The fuzzy k-means algorithm used here was chosen for its conceptual and algorithmic simplicity. There are many alternative algorithms that might accomplish the same ends. For example, Ihmels
et al. [
11] have applied a heuristic algorithm to the analysis of yeast gene-expression data to identify overlapping sets of genes whose expression is similar to known gene-expression patterns. This method produced interesting results and identified genes that were similarly expressed to known transcription factor targets. A key difference between these algorithms is that fuzzy k-means clustering requires no
a priori information about the dataset. Thus, each method may be suitable for a different biological question, namely identifying genes whose expression is similar to known or expected gene expression patterns versus an unbiased,
de novo exploration of the gene-expression dataset.
Despite the advantages of fuzzy k-means clustering discussed above, the method also has a number of limitations. Most notably, the assignment of genes to the clusters requires a user-defined membership cutoff. While this allows complete flexibility in data exploration, selecting meaningful cutoffs is a challenge. Choice of cutoff can be guided by a number of criteria, including the coherence of the selected gene-expression patterns, the functional relationships of the characterized genes selected, or the statistical enrichment of sequences in the selected genes' promoters. We have attempted to alleviate the challenge of selecting cutoffs by providing visualization software specifically designed for the fuzzy clustering results, allowing the gene expression data to be inspected directly and dynamically.
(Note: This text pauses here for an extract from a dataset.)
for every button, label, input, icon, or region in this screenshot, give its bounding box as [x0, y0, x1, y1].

Although the fuzzy k-means clustering method successfully identified nearly 90% of the known clusters in the dataset, it routinely failed to identify a small number of groups that were identified by hierarchical clustering. The inability of the method to find the expression patterns representing these groups seemed to be dependent on the overall properties of the dataset, rather than the absence of an appropriate eigen vector used to initiate the process, as the program was unable to identify these patterns even when the process was initiated by seeding the centroids with the unidentified patterns (data not shown). We have accounted for this limitation by allowing any number of expression patterns to be added to the final list of identified cluster centroids, thereby revealing genes that are similarly expressed to the pattern in question.
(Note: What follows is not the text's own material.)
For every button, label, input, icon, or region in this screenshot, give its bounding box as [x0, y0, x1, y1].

Despite these limitations, the unique advantages of fuzzy k-means clustering make the technique a valuable tool for gene-expression analysis. We believe that fuzzy k-means clustering will be a useful complement to other computational methods commonly used to analyze gene-expression data. Whereas algorithms that present discrete gene clusters provide a straightforward method of initial data exploration, the flexibility of fuzzy k-means clustering can be used to reveal more complex correlations between gene-expression patterns, promoting refined hypotheses of the role and regulation of gene-expression changes.